En textos como Vida precaria: El poder del duelo y la violencia o Marcos de guerra: Las vidas lloradas, la filósofa estadounidense Judith Butler acuñó el término “vida precaria” para caracterizar las vidas de todos y cada uno de nosotros, ya que nuestras vidas no se bastan a sí mismas, no somos autónomos en lo que atañe al cuidado y mantenimiento de nuestros cuerpos, dependemos de otros y estamos a expensas de esos otros.
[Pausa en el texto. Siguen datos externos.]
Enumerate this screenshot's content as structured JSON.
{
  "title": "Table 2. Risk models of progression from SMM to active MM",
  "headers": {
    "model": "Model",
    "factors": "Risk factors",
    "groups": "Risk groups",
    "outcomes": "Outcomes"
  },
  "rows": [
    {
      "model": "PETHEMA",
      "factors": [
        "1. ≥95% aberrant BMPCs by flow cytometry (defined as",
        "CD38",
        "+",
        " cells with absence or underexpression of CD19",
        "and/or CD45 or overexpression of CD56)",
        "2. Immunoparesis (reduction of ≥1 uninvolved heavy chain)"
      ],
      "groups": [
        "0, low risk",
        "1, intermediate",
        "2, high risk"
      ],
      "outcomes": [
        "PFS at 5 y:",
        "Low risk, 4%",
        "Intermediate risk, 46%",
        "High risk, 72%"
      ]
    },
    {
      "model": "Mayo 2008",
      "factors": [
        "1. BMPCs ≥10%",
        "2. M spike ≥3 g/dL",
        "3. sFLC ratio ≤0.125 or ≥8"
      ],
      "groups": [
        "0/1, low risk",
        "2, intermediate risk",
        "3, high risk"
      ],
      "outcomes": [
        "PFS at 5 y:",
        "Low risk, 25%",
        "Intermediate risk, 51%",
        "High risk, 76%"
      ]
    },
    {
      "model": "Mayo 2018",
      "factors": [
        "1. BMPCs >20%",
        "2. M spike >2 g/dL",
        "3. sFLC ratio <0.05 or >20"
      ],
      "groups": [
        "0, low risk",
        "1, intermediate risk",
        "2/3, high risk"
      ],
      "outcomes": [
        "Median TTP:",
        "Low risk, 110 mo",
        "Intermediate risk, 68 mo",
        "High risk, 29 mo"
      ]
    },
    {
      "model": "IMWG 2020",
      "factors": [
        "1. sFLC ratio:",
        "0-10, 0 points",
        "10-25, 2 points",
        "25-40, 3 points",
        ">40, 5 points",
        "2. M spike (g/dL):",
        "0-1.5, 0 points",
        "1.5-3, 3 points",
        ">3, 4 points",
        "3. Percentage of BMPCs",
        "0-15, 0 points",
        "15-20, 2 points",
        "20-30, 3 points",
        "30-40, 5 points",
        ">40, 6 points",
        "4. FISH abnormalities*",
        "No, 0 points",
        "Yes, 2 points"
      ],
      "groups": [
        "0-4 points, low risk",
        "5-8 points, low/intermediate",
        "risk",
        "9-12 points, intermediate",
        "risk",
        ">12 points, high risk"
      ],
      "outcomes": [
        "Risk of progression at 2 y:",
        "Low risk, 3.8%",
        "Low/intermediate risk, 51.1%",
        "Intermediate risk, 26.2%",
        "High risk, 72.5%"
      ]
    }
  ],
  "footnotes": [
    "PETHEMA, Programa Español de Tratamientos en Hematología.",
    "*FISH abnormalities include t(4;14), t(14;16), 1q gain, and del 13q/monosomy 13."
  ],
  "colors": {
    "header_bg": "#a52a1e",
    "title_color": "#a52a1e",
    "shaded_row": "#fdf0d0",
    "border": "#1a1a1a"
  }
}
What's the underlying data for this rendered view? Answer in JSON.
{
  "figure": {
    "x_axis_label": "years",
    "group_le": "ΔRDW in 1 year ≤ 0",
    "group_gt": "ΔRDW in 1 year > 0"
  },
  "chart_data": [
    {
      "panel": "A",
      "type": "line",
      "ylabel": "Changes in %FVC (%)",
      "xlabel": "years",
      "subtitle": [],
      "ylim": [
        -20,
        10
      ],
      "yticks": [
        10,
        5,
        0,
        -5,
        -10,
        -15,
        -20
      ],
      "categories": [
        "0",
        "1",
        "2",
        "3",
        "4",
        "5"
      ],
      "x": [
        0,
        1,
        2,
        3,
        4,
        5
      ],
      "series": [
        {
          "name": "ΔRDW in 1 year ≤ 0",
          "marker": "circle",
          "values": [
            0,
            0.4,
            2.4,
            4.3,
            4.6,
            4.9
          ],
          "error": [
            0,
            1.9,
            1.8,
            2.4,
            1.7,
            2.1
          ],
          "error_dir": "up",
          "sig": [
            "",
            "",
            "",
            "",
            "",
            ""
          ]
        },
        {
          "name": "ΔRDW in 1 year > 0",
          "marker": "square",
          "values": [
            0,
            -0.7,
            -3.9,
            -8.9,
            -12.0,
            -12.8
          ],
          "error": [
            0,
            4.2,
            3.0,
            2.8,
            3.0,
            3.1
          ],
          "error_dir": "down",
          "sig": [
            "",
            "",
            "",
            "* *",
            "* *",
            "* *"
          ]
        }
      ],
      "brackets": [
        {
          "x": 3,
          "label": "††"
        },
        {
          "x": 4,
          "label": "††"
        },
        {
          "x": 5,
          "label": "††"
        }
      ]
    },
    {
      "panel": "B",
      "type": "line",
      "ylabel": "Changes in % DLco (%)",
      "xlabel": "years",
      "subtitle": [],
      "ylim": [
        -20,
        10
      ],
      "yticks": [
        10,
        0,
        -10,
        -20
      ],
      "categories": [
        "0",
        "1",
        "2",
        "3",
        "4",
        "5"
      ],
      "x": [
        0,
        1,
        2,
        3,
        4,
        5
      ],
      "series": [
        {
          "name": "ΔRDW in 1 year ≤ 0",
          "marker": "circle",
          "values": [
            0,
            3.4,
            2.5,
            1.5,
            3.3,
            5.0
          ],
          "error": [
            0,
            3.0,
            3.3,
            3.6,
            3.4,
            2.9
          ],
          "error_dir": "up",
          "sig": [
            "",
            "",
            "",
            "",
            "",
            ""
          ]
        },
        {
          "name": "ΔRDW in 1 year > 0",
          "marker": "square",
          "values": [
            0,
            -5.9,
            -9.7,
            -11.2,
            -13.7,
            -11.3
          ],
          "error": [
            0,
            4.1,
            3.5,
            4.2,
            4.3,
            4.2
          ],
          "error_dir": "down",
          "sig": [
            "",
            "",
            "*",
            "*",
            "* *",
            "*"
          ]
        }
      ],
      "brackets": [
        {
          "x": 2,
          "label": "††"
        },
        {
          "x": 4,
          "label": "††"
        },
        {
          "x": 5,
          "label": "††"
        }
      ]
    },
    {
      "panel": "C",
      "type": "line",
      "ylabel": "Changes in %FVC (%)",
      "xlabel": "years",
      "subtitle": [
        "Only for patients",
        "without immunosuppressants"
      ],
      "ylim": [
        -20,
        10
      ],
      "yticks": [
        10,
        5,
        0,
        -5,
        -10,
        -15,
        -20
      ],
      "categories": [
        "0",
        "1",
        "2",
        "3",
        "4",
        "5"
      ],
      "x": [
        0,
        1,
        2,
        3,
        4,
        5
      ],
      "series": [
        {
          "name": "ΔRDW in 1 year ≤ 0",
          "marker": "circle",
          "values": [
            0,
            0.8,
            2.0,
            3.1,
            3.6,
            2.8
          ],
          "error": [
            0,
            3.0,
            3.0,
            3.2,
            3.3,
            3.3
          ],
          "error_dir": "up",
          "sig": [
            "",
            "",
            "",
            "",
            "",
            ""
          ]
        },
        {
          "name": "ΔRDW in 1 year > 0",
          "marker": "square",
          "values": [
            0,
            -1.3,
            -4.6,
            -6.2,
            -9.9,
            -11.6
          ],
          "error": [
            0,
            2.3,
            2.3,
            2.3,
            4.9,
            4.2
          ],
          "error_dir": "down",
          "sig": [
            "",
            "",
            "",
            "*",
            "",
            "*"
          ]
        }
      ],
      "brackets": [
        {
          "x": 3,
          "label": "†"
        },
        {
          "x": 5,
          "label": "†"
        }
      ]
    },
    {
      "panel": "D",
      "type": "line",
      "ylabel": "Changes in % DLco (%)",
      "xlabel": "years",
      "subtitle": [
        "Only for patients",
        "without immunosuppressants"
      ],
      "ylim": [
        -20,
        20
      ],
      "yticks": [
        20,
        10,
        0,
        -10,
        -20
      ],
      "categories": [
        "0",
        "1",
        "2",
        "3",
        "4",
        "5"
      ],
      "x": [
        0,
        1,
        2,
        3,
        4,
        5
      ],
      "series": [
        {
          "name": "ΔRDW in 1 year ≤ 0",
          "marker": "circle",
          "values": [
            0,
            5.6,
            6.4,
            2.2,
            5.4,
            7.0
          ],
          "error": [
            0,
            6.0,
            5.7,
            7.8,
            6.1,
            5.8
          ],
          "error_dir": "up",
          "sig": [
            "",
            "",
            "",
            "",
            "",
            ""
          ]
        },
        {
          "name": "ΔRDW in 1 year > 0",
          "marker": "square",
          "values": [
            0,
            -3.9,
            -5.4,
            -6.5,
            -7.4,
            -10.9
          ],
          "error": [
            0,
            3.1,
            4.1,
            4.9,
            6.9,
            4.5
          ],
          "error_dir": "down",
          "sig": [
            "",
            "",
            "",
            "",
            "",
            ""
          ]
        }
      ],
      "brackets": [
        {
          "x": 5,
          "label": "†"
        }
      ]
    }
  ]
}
La criatura humana es frágil, su vida es por esto precaria, vulnerable, y según la sociedad en que se halle y el lugar que tenga en ella, esta precariedad y vulnerabilidad serán o no procuradas, o en otras palabras, el entramado social, que es también cultural, político y económico, favorecerá o no el bienestar de las personas; lo que ocurre de hecho es que las sociedades en las que vivimos ejercen una política que determina qué vidas importan y cuáles no, precariza las condiciones de vida de unos, pero no de otros, como bien atestigua el desigual reparto de bienes y servicios entre las clases sociales.
En el texto de marzo del 2020, El capitalismo tiene sus límites, la teórica feminista advirtió que, si bien en principio uno podría creer que el virus es “democrático” por no hacer distinción entre personas para hospedarse en ellas ‒pues al SARS-Cov-2 poco le importó la nacionalidad y pasó por encima de otras ficticias fronteras, como esa de la clase social‒, no debía pasarnos por alto que la no discriminación del virus pronto se encontraría con la discriminación y disparidad de nuestros mundos: la exposición al contagio dependería de que las personas pudieran o no, por ejemplo, hacer cuarentena y trabajar desde casa, o bien, poder acceder a servicios de salud en caso de contagio, y, en aquella prospectiva del futuro en que mucho se especulaba sobre el desarrollo de la vacuna, la sobrevivencia estribaría en el que las personas tuvieran dinero para pagar por inocularse.
El virus no discrimina, pero nuestras sociedades sí y esto hizo de hecho toda la diferencia. Butler señalaba, por ejemplo, lo problemático que era para Estados Unidos el no contar con servicios de salud pública y el que los sectores privados se vieran rápidamente rebasados por la contingencia, ¿qué hay detrás del hecho de que servicios básicos como el de salud se hallen en manos de los capitales privados? Un interés económico y político, qué duda cabe, el problema de este paradigma neoliberalista es que no hay forma en la que todos podamos pagar por un servicio de salud y son precisamente las vidas que no tienen acceso a éste y otros servicios, las que se encuentran constantemente precarizadas. La pandemia no ha hecho sino arreciar las inequidades y desigualdades del mundo contemporáneo, no obstante, el deseo de nuestra filósofa, compartido por el rockstar esloveno y el popularísimo surcoreano, de movilizarnos hacia la creación de sociedades más justas se asemeja cada vez más a la agotada luz que anuncia el ocaso.